AES-128 in a Quantum Age: 6 Critical Facts Everyone Should Know

For years, a persistent myth has haunted the cybersecurity world: that the arrival of quantum computers will render the widely used AES-128 encryption obsolete. Cryptography engineer Filippo Valsorda, however, is on a mission to set the record straight. The truth is far less alarming—and far more nuanced. In this article, we break down the key facts you need to understand about AES-128's resilience in a post-quantum landscape, dispelling the popular superstition that refuses to die.

1. The Grover's Algorithm Myth: A Misunderstood Threat

One of the most common arguments against AES-128 in a quantum future comes from Grover's algorithm, a quantum search algorithm that supposedly halves the effective key strength of symmetric ciphers. Many amateur cryptographers have concluded that AES-128 would be reduced to a mere 2⁶⁴ operations, making it trivial to break. But this conclusion ignores a critical detail: Grover's algorithm cannot be efficiently parallelized. In a classical brute-force attack, you can throw thousands of machines at the problem simultaneously. With Grover's algorithm, each quantum computer must run the search sequentially, meaning the time savings are far less dramatic than claimed. The '2⁶⁴' figure assumes perfect parallelization, which is fundamentally impossible for Grover's algorithm.

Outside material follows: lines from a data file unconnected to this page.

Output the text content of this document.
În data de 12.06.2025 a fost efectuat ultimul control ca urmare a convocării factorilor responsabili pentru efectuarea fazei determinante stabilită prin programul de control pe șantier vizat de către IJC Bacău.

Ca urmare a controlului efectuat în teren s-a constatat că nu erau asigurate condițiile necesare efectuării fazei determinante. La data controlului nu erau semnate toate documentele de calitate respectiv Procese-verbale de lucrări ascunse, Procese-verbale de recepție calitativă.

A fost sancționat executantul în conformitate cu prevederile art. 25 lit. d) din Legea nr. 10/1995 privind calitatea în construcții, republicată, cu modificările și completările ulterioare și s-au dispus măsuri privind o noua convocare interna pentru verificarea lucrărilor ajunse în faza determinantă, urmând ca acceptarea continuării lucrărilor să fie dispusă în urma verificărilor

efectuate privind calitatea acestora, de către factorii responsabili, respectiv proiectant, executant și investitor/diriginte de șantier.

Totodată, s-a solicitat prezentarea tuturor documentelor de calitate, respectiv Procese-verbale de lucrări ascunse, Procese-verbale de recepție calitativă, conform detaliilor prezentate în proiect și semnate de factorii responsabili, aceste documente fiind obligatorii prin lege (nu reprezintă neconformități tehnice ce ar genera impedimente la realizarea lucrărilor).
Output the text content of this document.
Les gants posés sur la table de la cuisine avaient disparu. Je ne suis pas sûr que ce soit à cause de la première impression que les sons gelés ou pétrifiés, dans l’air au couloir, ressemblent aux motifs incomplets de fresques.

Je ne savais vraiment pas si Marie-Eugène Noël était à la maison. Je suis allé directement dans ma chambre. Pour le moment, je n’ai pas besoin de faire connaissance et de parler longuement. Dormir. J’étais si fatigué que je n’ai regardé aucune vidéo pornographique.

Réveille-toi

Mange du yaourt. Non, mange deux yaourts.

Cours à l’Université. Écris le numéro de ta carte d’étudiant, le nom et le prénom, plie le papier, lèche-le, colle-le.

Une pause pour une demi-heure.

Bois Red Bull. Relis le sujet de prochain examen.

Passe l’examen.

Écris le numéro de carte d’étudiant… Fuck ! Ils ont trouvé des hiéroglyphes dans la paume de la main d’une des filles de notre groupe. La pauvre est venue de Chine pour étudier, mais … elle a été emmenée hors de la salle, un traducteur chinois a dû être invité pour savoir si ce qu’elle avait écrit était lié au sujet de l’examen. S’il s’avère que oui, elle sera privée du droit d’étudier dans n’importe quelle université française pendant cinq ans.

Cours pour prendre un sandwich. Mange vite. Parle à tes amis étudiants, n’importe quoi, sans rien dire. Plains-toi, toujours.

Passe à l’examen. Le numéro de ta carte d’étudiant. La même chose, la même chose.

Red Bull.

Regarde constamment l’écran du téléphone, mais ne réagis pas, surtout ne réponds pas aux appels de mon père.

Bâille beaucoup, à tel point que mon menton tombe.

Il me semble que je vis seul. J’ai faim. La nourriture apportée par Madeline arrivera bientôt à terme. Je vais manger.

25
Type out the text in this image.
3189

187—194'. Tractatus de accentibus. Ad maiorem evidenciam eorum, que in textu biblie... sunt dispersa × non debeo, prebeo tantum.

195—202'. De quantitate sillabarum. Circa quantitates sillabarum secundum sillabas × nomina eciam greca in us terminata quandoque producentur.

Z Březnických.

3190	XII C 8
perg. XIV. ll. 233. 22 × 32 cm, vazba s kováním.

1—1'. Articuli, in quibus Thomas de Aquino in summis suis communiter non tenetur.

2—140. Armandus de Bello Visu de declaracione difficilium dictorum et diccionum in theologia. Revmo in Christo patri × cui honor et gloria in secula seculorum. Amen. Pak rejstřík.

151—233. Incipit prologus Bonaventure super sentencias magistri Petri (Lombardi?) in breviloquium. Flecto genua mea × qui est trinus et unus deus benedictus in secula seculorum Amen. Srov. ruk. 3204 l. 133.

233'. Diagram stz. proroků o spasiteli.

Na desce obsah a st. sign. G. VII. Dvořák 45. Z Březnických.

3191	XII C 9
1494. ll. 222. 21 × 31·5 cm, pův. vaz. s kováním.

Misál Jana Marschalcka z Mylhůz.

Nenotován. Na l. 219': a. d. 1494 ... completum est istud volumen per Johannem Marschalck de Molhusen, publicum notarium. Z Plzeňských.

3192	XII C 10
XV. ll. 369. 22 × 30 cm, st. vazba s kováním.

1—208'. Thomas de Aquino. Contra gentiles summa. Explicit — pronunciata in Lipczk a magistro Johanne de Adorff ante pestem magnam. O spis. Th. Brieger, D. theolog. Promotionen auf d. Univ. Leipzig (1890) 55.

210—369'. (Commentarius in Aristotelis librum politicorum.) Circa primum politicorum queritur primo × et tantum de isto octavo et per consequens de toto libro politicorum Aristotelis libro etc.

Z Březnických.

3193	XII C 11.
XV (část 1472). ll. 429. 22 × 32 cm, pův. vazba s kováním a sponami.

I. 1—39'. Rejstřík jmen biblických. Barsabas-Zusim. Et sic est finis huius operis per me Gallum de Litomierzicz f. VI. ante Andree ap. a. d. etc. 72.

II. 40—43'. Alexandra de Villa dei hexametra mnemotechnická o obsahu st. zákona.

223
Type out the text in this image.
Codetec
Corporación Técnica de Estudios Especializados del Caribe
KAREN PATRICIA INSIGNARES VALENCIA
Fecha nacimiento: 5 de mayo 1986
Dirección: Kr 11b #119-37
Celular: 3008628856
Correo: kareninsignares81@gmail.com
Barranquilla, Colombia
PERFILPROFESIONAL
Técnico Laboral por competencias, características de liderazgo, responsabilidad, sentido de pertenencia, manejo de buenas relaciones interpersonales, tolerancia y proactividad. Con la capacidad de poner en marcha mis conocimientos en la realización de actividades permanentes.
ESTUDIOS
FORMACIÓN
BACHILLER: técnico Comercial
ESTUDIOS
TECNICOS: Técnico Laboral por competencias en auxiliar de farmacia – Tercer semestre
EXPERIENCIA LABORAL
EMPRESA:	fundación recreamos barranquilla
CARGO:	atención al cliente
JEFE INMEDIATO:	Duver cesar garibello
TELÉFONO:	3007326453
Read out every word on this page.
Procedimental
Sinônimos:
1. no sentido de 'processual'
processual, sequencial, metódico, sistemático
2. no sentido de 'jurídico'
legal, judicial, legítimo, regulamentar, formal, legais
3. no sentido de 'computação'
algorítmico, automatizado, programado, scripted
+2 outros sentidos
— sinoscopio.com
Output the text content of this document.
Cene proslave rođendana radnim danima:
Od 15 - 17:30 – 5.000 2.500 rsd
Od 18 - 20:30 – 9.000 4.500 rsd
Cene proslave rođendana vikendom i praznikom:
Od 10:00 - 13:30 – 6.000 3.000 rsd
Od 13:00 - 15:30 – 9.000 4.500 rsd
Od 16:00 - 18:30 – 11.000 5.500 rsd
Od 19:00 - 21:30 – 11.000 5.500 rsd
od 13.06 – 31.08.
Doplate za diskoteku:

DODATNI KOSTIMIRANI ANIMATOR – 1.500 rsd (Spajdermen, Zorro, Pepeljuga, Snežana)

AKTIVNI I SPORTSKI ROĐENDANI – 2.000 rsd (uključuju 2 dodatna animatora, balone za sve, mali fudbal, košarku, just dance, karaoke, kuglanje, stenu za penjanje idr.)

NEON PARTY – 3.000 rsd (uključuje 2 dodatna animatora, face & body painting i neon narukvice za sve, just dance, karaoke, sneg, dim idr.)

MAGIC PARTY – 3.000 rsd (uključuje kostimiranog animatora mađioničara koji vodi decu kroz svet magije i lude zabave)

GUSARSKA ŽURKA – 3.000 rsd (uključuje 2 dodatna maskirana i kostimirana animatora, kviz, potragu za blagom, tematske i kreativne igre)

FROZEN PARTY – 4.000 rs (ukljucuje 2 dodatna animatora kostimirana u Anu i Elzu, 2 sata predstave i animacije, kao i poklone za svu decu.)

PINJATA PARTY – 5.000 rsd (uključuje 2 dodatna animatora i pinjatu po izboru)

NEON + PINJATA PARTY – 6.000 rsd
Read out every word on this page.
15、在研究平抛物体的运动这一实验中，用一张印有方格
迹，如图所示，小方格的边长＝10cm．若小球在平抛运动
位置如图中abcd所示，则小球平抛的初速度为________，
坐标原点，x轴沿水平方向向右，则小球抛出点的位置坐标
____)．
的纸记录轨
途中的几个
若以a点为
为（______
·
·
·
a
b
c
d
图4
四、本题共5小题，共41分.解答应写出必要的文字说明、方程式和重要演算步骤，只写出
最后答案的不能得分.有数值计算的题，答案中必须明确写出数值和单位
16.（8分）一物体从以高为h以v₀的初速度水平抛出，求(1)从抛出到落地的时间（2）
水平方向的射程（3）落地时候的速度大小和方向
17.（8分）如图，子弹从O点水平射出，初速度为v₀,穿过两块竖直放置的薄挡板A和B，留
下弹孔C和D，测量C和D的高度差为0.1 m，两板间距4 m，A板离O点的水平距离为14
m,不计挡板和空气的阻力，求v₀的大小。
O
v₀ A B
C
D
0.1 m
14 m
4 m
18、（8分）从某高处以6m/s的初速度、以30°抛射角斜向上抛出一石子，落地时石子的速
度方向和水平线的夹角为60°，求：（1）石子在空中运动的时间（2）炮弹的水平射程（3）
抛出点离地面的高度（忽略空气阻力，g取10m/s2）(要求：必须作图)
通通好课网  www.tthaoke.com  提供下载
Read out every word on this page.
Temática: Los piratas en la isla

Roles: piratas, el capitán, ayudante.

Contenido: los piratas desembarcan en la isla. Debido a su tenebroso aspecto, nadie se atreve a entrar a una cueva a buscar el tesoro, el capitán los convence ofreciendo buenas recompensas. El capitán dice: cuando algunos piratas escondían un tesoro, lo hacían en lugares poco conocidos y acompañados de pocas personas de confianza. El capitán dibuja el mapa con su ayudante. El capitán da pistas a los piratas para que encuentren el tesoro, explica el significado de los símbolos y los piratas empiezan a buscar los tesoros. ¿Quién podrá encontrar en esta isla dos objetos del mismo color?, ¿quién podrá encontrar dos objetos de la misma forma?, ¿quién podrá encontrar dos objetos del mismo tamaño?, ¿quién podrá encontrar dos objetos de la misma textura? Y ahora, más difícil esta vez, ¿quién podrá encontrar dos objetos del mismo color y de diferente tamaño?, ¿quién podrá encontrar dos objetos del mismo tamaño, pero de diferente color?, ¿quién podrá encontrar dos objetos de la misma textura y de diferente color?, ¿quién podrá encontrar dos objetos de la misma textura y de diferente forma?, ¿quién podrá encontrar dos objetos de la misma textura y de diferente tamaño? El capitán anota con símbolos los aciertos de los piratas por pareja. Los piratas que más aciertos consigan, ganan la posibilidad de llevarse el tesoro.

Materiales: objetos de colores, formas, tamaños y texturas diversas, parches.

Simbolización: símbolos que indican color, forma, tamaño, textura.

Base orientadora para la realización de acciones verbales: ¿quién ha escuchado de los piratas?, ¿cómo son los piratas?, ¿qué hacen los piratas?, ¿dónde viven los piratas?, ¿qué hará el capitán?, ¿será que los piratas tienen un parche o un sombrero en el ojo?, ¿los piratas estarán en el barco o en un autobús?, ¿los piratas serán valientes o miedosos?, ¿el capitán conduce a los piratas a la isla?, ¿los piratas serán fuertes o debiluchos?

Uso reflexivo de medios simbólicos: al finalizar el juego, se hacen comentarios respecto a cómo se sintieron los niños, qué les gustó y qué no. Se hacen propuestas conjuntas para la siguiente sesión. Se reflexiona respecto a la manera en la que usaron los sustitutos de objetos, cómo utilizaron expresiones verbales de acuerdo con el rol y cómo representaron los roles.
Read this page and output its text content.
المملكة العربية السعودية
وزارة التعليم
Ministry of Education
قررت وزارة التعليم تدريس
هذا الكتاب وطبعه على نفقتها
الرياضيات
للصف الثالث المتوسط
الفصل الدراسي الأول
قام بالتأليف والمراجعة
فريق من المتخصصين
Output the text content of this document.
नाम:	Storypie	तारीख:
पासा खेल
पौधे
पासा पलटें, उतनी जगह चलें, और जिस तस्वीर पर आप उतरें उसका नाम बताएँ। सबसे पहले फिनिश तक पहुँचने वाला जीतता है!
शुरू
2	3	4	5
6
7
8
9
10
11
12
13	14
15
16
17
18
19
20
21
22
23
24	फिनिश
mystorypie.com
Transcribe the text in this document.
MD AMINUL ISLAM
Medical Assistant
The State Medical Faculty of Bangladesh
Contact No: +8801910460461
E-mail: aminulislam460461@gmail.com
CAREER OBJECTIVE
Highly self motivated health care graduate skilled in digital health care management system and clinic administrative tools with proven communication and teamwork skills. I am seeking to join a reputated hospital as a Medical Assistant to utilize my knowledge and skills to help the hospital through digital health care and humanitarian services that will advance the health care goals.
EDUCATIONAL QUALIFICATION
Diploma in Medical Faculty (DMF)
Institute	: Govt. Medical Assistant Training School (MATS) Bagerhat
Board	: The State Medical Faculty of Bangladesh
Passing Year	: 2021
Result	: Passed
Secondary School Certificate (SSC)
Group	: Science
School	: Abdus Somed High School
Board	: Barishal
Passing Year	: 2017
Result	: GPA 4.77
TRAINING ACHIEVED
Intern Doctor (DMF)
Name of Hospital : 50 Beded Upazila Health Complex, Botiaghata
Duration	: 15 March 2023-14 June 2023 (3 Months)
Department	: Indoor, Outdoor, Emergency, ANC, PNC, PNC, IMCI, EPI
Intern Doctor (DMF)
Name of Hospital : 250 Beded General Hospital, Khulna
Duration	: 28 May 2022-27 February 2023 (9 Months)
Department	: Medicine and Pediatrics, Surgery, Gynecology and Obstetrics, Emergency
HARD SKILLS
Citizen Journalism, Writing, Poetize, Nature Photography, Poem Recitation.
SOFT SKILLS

2. Parallelization: The Game-Changer Everyone Overlooks

The inability to parallelize Grover's algorithm is the key reason AES-128 remains secure. Valsorda emphasizes that even a powerful quantum computer would need to run the algorithm from start to finish on a single machine. While a classical system can split the key space across millions of ASICs, a quantum system cannot. This means that the effective security of AES-128 against a quantum adversary is still far greater than 2⁶⁴—closer to 2⁹⁶ or even higher, depending on the implementation. The common comparison to bitcoin mining resources is misleading because it assumes parallelization that simply does not apply to Grover's algorithm.

3. Brute-Force Attack: Still a Billion-Year Undertaking

As of today, the only known method to break AES-128 is a brute-force search through all 2¹²⁸ possible keys—that's 3.4 × 10³⁸ combinations. To put that in perspective, even if you harnessed the entire computing power of the bitcoin network as of 2026, a full brute-force attack would take approximately 9 billion years. Quantum computing doesn't change this fundamental reality; even with Grover's algorithm, the time required remains astronomically large. The myth persists because people incorrectly assume quantum computers operate with infinite parallelism, which they simply do not.

4. Three Decades of Unbroken Security

AES-128 has been a NIST standard since 2001, and in three decades of intense cryptanalysis, no practical vulnerability has been discovered. The only theoretical attack is brute force, which we've already established is impractical. This track record gives cryptographers confidence that AES-128 will remain secure even as quantum technology advances. While post-quantum cryptography often focuses on asymmetric algorithms (like RSA and ECC) that are truly vulnerable to Shor's algorithm, symmetric ciphers like AES are far less impacted. The lack of any known shortcut for breaking AES-128 means that quantum computers offer no magical advantage.

5. The Misguided Amateur Analysis That Started It All

The widespread belief that AES-128 is doomed originates from a misunderstanding of quantum computing and cryptography. Amateur cryptographers and mathematicians took Grover's algorithm out of context, applying it without accounting for real-world constraints. They assumed that a cryptographically relevant quantum computer (CRQC) could simply run Grover's algorithm on a massive parallel cluster, much like bitcoin miners do with ASICs. Valsorda points out that this assumption is flawed: a CRQC is a fundamentally different machine and cannot parallelize the algorithm in the same way. The resulting '2⁶⁴ security' claim is therefore a theoretical artifact, not a practical threat.

6. What the Future Actually Holds for AES-128

Looking ahead, AES-128 will remain a robust choice for symmetric encryption for the foreseeable future. NIST already recommends AES-256 for top-secret data, but AES-128 continues to be the preferred option for many applications due to its excellent balance of security and performance. Even with a quantum computer, the effort required to break AES-128 would be so astronomical that it's effectively impossible. The real quantum threat lies with asymmetric cryptography, not AES. So if you're using AES-128 today, you can breathe easy—contrary to popular superstition, your data is safe.

In summary, the panic over AES-128 in a post-quantum world is largely based on a misunderstanding of how quantum algorithms work. Grover's algorithm does reduce the search space, but not as dramatically as often claimed, because it cannot be parallelized. Combined with AES-128's long history of security, it's clear that this encryption standard will continue to serve us well. As Filippo Valsorda would say, the myth is just that—a myth—and the truth is far more reassuring.